The last time I saw the old farmhouse, always so reassuring in its sameness, there was something unfamiliar in the yard: a realtor's for-sale sign. I copied the details and checked online when I got home. There was the house all right, 23 pictures of it, inside and out, though, somehow, no stuffed bird.
An Unexpected Sign
The asking price was low for this part of the world, but far from cheap. If I sold my current house, I figured, I might come out a bit ahead. That was good because I couldn't help but imagine that it needed work, and I have learned from my experiences as a homeowner not to attempt anything more complicated than driving the occasional nail.
Selling my house would have meant uprooting the kids, tearing them away from the friends and school system they'd known their whole lives, so maybe that wasn't such a good idea. It might lead also to divorce, and, worst case scenario, murder. Mine, for instance.
On some level, I knew that fantasizing was fine, but fantasies are often better left at that.
Instead, I could cash in my retirement savings. After taxes and penalties, they might cover most of it. Or maybe my children could get full scholarships and not need their 529 college savings plans after all. I was sure that, deep down, they'd understand.
I knew I was really grasping when I remembered the old well in front if the house.

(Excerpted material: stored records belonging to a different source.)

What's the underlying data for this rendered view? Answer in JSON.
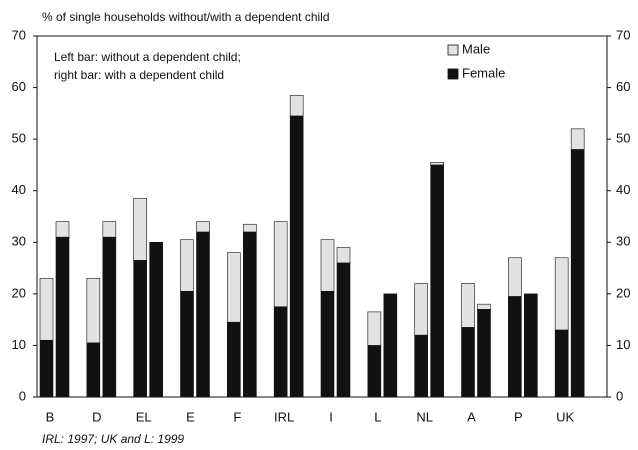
{
  "chart_data": {
    "type": "grouped-stacked-bar",
    "subtitle": "% of single households without/with a dependent child",
    "annotation": [
      "Left bar: without a dependent child;",
      "right bar: with a dependent child"
    ],
    "footnote": "IRL: 1997; UK and L: 1999",
    "categories": [
      "B",
      "D",
      "EL",
      "E",
      "F",
      "IRL",
      "I",
      "L",
      "NL",
      "A",
      "P",
      "UK"
    ],
    "series": [
      {
        "name": "Female",
        "color": "#111111",
        "values": [
          [
            11,
            31
          ],
          [
            10.5,
            31
          ],
          [
            26.5,
            30
          ],
          [
            20.5,
            32
          ],
          [
            14.5,
            32
          ],
          [
            17.5,
            54.5
          ],
          [
            20.5,
            26
          ],
          [
            10,
            20
          ],
          [
            12,
            45
          ],
          [
            13.5,
            17
          ],
          [
            19.5,
            20
          ],
          [
            13,
            48
          ]
        ]
      },
      {
        "name": "Male",
        "color": "#e2e2e2",
        "values": [
          [
            12,
            3
          ],
          [
            12.5,
            3
          ],
          [
            12,
            0
          ],
          [
            10,
            2
          ],
          [
            13.5,
            1.5
          ],
          [
            16.5,
            4
          ],
          [
            10,
            3
          ],
          [
            6.5,
            0
          ],
          [
            10,
            0.5
          ],
          [
            8.5,
            1
          ],
          [
            7.5,
            0
          ],
          [
            14,
            4
          ]
        ]
      }
    ],
    "legend_order": [
      1,
      0
    ],
    "ylim": [
      0,
      70
    ],
    "yticks": [
      0,
      10,
      20,
      30,
      40,
      50,
      60,
      70
    ],
    "y2lim": [
      0,
      70
    ],
    "y2ticks": [
      0,
      10,
      20,
      30,
      40,
      50,
      60,
      70
    ]
  }
}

That was where its former owner had once hurled his antique clock collection, for reasons that made sense to him at the time. (Alcohol may have been involved.)
Buy the house, dig up the well, sell the priceless old clocks. Being submerged in wet mud for 60 or 70 years shouldn't do too much damage, right?

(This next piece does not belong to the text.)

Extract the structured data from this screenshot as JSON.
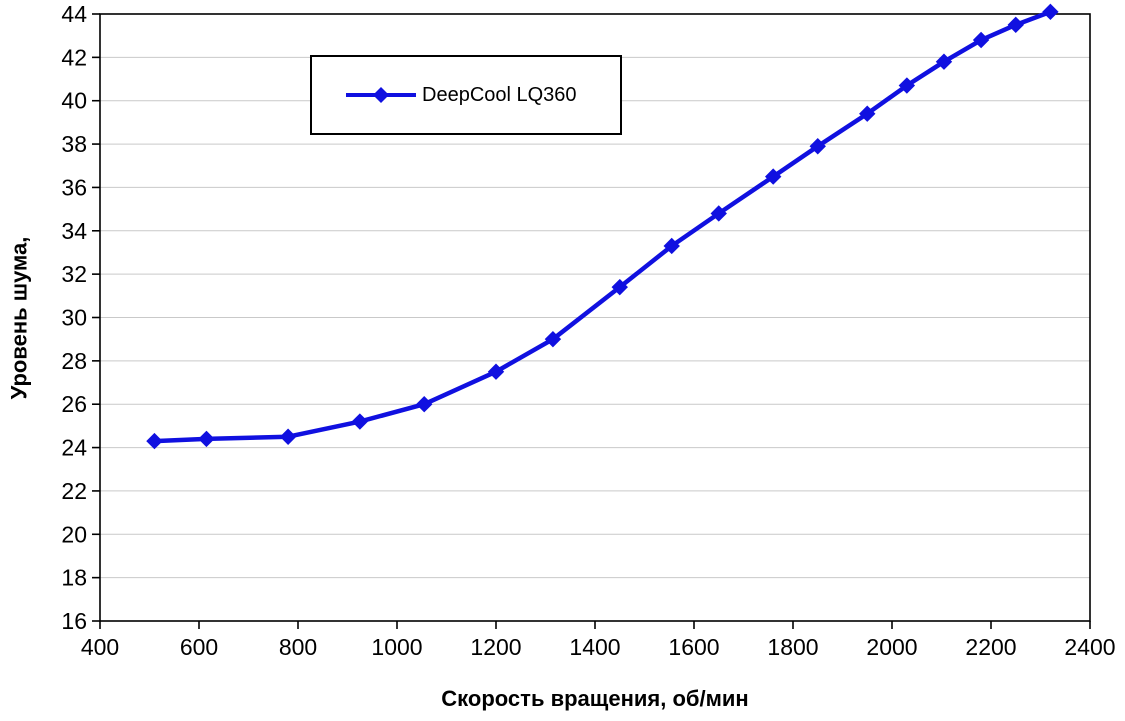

But I never called the real estate agent. On some level, I knew that fantasizing was fine, but fantasies are often better left at that.
I don't know what has happened with the house, but here's what I'd like to think. Someday I'll just happen to be in the area. There's the house, and the well full of clocks, and the barn out back. There are cars in the driveway and lights on in some of the rooms. Outside, a kid or two is goofing around with a dog or playing in the leaves.
And even through the car window it's hard not to see their expressions: They are almost impossibly happy.
Maybe it's true that you can't go home again, but there's no reason you can't drive by.